First off it ignore the fact that if you include frail patients you’ll confound the results of the trial. So there is a good reason for it.

Second, saying “rate of SAE is higher than rate of treatment effect” is a bit silly considering these are cancer trial - without treatment there is a risk of death so most people are willing to accept SAE in order to achieve treatment effect.

Third, saying “the sickest patients saw the highest increase in SAE” seems obvious? It’s exactly what you’d expect.

replies(1): >>46199818 #
crote ◴[] No.46199818[source]
First, ignoring frail patients means your trial isn't representative of the wider population, so it shouldn't be accepted for general use - only on people who were well-represented in the trial.

Second, you're ignoring the possibility of other treatment options. It isn't always the binary life-or-death you're making it, so SAEs do matter.

Third, a big part of trials is to discover and develop prevention methods for SAEs. Explicitly ignoring the people most likely to provide data valuable for the general population sounds like a pretty silly approach.
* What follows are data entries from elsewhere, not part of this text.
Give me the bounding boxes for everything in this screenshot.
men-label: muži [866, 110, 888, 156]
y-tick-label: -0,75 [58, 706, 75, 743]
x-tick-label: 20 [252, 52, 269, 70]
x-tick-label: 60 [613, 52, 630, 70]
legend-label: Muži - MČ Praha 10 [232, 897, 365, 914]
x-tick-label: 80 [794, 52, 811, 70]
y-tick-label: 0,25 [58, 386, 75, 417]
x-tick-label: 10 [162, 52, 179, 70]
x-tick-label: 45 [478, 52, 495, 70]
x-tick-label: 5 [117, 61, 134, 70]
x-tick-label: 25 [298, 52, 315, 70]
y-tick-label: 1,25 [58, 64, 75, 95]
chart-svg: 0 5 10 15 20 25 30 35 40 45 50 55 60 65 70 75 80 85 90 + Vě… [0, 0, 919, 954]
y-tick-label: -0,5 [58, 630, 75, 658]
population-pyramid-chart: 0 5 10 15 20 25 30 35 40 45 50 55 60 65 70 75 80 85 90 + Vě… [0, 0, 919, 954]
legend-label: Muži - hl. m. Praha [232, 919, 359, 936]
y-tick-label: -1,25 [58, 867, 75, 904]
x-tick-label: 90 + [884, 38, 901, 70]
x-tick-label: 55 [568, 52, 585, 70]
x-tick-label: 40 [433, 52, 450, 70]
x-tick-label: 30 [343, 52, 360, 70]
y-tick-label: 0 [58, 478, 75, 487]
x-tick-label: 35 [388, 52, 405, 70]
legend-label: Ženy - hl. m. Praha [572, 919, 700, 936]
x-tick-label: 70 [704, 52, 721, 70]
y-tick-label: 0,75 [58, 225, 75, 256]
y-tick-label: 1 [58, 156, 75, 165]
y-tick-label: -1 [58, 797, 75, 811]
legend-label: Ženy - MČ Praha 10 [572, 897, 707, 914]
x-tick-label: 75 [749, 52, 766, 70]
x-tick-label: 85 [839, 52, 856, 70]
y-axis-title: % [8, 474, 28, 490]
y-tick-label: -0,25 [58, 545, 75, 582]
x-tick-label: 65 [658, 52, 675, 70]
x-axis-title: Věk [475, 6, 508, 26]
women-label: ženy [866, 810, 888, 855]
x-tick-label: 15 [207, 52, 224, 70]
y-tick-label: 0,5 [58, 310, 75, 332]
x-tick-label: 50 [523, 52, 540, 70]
replies(4): >>46199909 #>>46200069 #>>46200860 #>>46202153 #
1. refurb ◴[] No.46199909[source]
But you’re stating the obvious? It’s not like physicians don’t know trials are designed this way, and for good reasons.

Frail patients confound results. A drug may work great, but you’d never know because your frail patients die for reasons unrelated to the drug.

Second is obvious as well. Doctors know there are treatment alternatives (with the same drawback to trial design).

And I already touched on your third point. The alternative to excluding frail patients is not being able to tell if the drug does anything. In many cases that means the drug isn’t approved.

Excluding frail patients has its drawbacks, but it has benefits as well. This paper acts like the benefits don’t exist.